Example bit representation
Let us take the map %{:one => 1, 2 => 2}
in a 32-bit system. The boxed term for the above map, taking up 32 bits, will contain the primary tag, 10
as the least two significant bits. The rest of the bits will contain a pointer to a header word in the heap.
The header word will contain 00
as its least two significant bits, denoting the primary tag. The next four least significant bits will contain 1111
as the secondary header tag for maps. The next two map sub-tag bits will contain 00
denoting the flat map type. The next 8 bits will contain the arity 1
and the rest of the 16 bits will contain the value 0
.
The next data word will contain the size of the tuple, which is 2 in our case. Hence the 32 bit data word will contain the binary representation of the number 2, 10
.
Followed by the size data word, will be the boxed term for the key tuple. This boxed term will again have 10
as the primary tag and a pointer to a header word in the heap. The header word will in turn contain the representation for storing the sorted key tuple. It will have 00
as its primary tag, 0000
as its secondary header tag for tuple. The rest of the 26 bits will contain the arity of data words, which in our case will be 2, each denoting a key in the map. The keys will be sorted based on the data type and the value. In our case, the keys are the atom :one
and the integer 2
. According to Elixir’s data type ordering, the integer comes before the atom and hence the key order will be 2, :one. If there are multiple keys of the same data type, then they will be sorted according to the sorting rules of the data type.

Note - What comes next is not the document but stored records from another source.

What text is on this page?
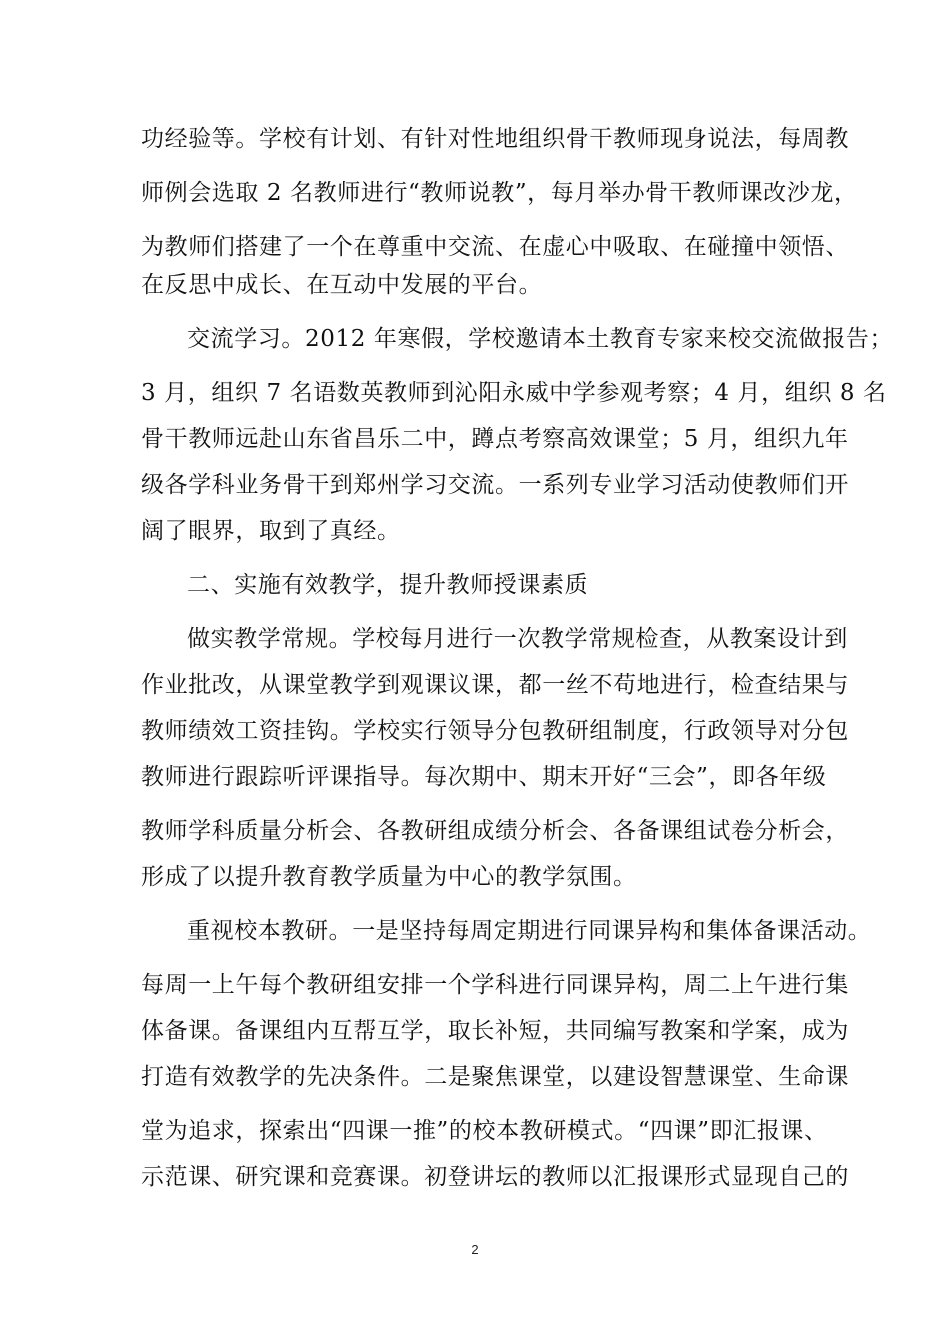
功经验等。学校有计划、有针对性地组织骨干教师现身说法，每周教
师例会选取 2 名教师进行“教师说教”，每月举办骨干教师课改沙龙，
为教师们搭建了一个在尊重中交流、在虚心中吸取、在碰撞中领悟、
在反思中成长、在互动中发展的平台。
交流学习。2012 年寒假，学校邀请本土教育专家来校交流做报告；
3 月，组织 7 名语数英教师到沁阳永威中学参观考察；4 月，组织 8 名
骨干教师远赴山东省昌乐二中，蹲点考察高效课堂；5 月，组织九年
级各学科业务骨干到郑州学习交流。一系列专业学习活动使教师们开
阔了眼界，取到了真经。
二、实施有效教学，提升教师授课素质
做实教学常规。学校每月进行一次教学常规检查，从教案设计到
作业批改，从课堂教学到观课议课，都一丝不苟地进行，检查结果与
教师绩效工资挂钩。学校实行领导分包教研组制度，行政领导对分包
教师进行跟踪听评课指导。每次期中、期末开好“三会”，即各年级
教师学科质量分析会、各教研组成绩分析会、各备课组试卷分析会，
形成了以提升教育教学质量为中心的教学氛围。
重视校本教研。一是坚持每周定期进行同课异构和集体备课活动。
每周一上午每个教研组安排一个学科进行同课异构，周二上午进行集
体备课。备课组内互帮互学，取长补短，共同编写教案和学案，成为
打造有效教学的先决条件。二是聚焦课堂，以建设智慧课堂、生命课
堂为追求，探索出“四课一推”的校本教研模式。“四课”即汇报课、
示范课、研究课和竞赛课。初登讲坛的教师以汇报课形式显现自己的
2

Followed by the key tuple’s boxed term, will be the data words that will contiguously represent the values in the same order as the keys in the key tuple. In our case we have two values and so there will be two more data words that are stored after the key tuple’s boxed term. The keys are sorted as 2, :one and hence the values will be sorted in the same order. The first value data word will represent the small integer term 2, associated with the key 2 and the second value data word will contain the small integer term 1, associated with the atom :one key.
Hence the map %{:one => 1, 2 => 2}
takes up a total of 9 words.
Accessing value by key - Linear search
Whenever a value is accessed using a key, all of the keys in the key tuple will be iterated one by one until the provided key is equal to a particular key in the key tuple. Since both keys and values are stored in the same order, the index of the accessed key will be used to access the value directly from the data words that store the values. The === operation will be used to check if the provided key is equal to any of the keys in the key tuple. Since the keys are iterated one by one, accessing values of the keys present in the beginning of the key tuple is faster than accessing the values for keys present in the far end of the key tuple. This can be visualised from the following benchmark. The performance of small maps also depends on the complexity of the key terms used, as they are compared with the provided key. A map containing immediate terms such as atoms, small numbers etc as keys is much more performant than a map containing a complex structure such as a list, tuple or another map as key. This is because comparison of immediate terms involves just comparing their values, while comparison of structures like lists may involve complex operations such as calculating and comparing their sizes, comparing their each element etc.
Map modification
Since elixir’s data is immutable, every time a map is updated, a new version of the map will be created, which will share data as much as it can from the previous version. Sharing of the key tuple among different versions of the map is efficient and possible when you know all the keys of your map beforehand. In this case, you can create the map with all the keys and default values which can be later updated as required. This enables sharing of the key tuple among all the future versions of the map as long as the keys are not modified.